Thanks to the Wall Street Journal’s 8 Monday Morning Must Reads I discovered USA Today’s Older entrepreneurs find new niche in startups. This doesn’t surprise me at all, but it was good to see it in print. The quick summary:
Over the past decade, the highest rate of entrepreneurial activity belongs to the 55 to 64 age group, according to a study by the Kauffman Foundation, a Kansas City, Mo.-based entrepreneurship institute. The 20 to 34 age bracket has the lowest rate. Kauffman’s latest study shows that about 23% of new entrepreneurs in 2010 were in the 55 to 64 age group, compared with 15% in 1996.

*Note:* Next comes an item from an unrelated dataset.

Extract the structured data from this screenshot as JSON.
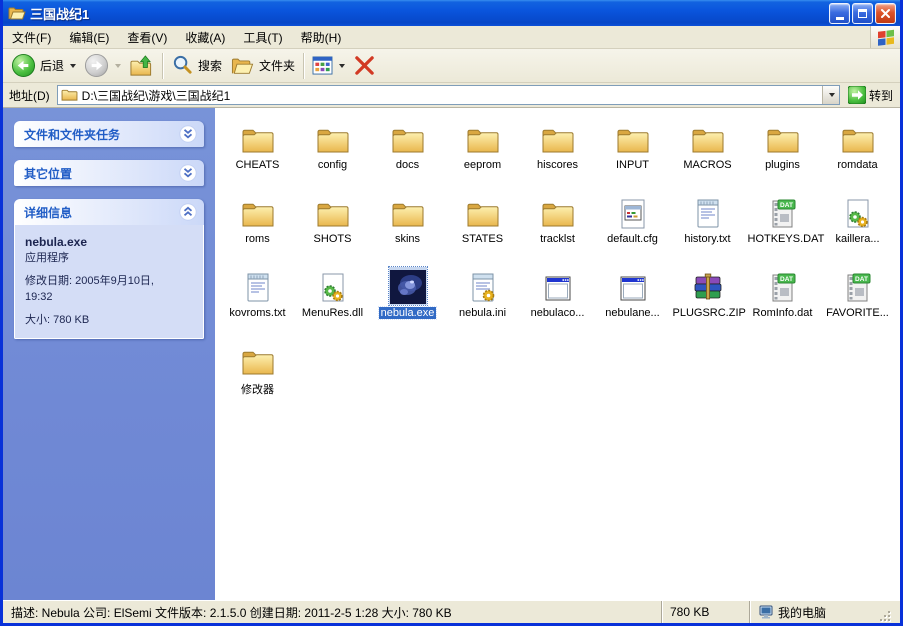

Much as I like these numbers, there’s a bit of a statistical ruse here. Basic demographics. there’s The trend may not be anything more than the influence of sheer numbers. Take a look at this chart:
The line there is births per year, and the pop up in the line, the blue portion, is the baby boom years. The so-called baby boomers — me included — were born from 1946 to 1958. They are the blue portion of that birth rate line above. So in 1996 we were 50 to 38, and therefore not included in the 55-64 stats. In 2010, however, we were 64 to 52, right in the sweet spot of the statistics. So it might easily be that the pop in the stats isn’t a change in trends, but a reflection of higher numbers of people in the 55-64 age group.
On the other hand, I hope it’s not just statistical distortion. I’d like to think it’s a reflection of increasing longevity and a decline in the strength of the myth or retirement. I think retirement is a social tradition developed in the past for very old people; to a lot of the baby boomers, me included, it’s a nightmare. But careers change and life changes around the ages 55-65, as kids grow up and careers stagnate. And a 60-year-old competent person has another 20, 30 or more years of life expectancy. That’s a long time to sit in a rocking chair. For my part, I posted here just last week about me getting involved in new startups. And I’ve posted here before on how much I don’t want to retire, ever.
Furthermore, there’s a bit of a push and shove in these statistics. Try leaving a job and getting another when you’re 55 to 64. Good luck with that. So you build your own job. And more power to you.